Jim Kogler wrote:
I have created a new string type with a memory pool allocator. Lets
presume the allocator works, my type is defined as:
typedef std::basic_string<char, std::char_traits<char>,
pool_allocator<char> > NewStr;
This is the same as std::string except with a different allocator,
right?
Right. It makes it a totally different, unrelated type, nonetheless.
I want to be able to implicitly convert from std::string to NewStr
like:
std::string a("hi");
NewStr b("there");
a = b;
or
b = a;
which doesnt work, becasue they are different types. So my question
is, if i wanted to do this:
class MyString : public NewStr
{ public:
MyString &operator=(const std::string &other)
{
// what is the best way to do this?
*this = other.c_str(); /// doesnt look good...
Probably something like
this->assign(other.begin(), other.end());
return *this;
}
of course the same question could apply to the copyCtor too...

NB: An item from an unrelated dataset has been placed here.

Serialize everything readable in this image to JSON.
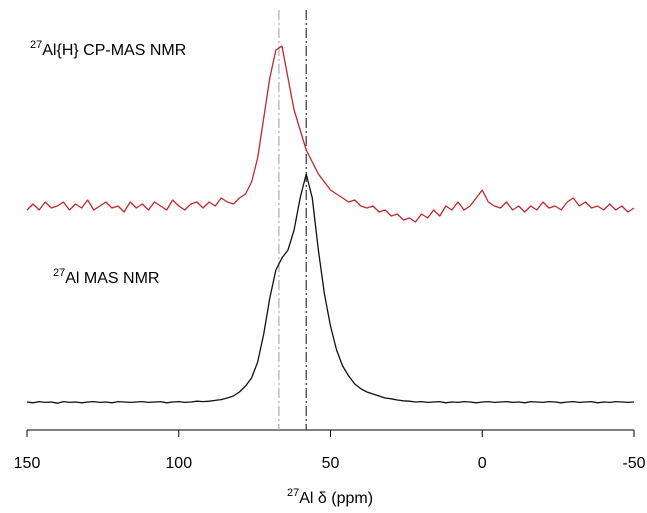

You may use 'assign' there too.
and, to go the other way, should i do the same thing for the
operator const std::string&() {...} method?
No. What would it be a reference to? You can only return an object
from that, and not a reference:
operator std::string() const {
return std::string(this->begin(), this->end());
}
Is there a better way to create my type?
Not if you want your implicit conversions.
Victor
.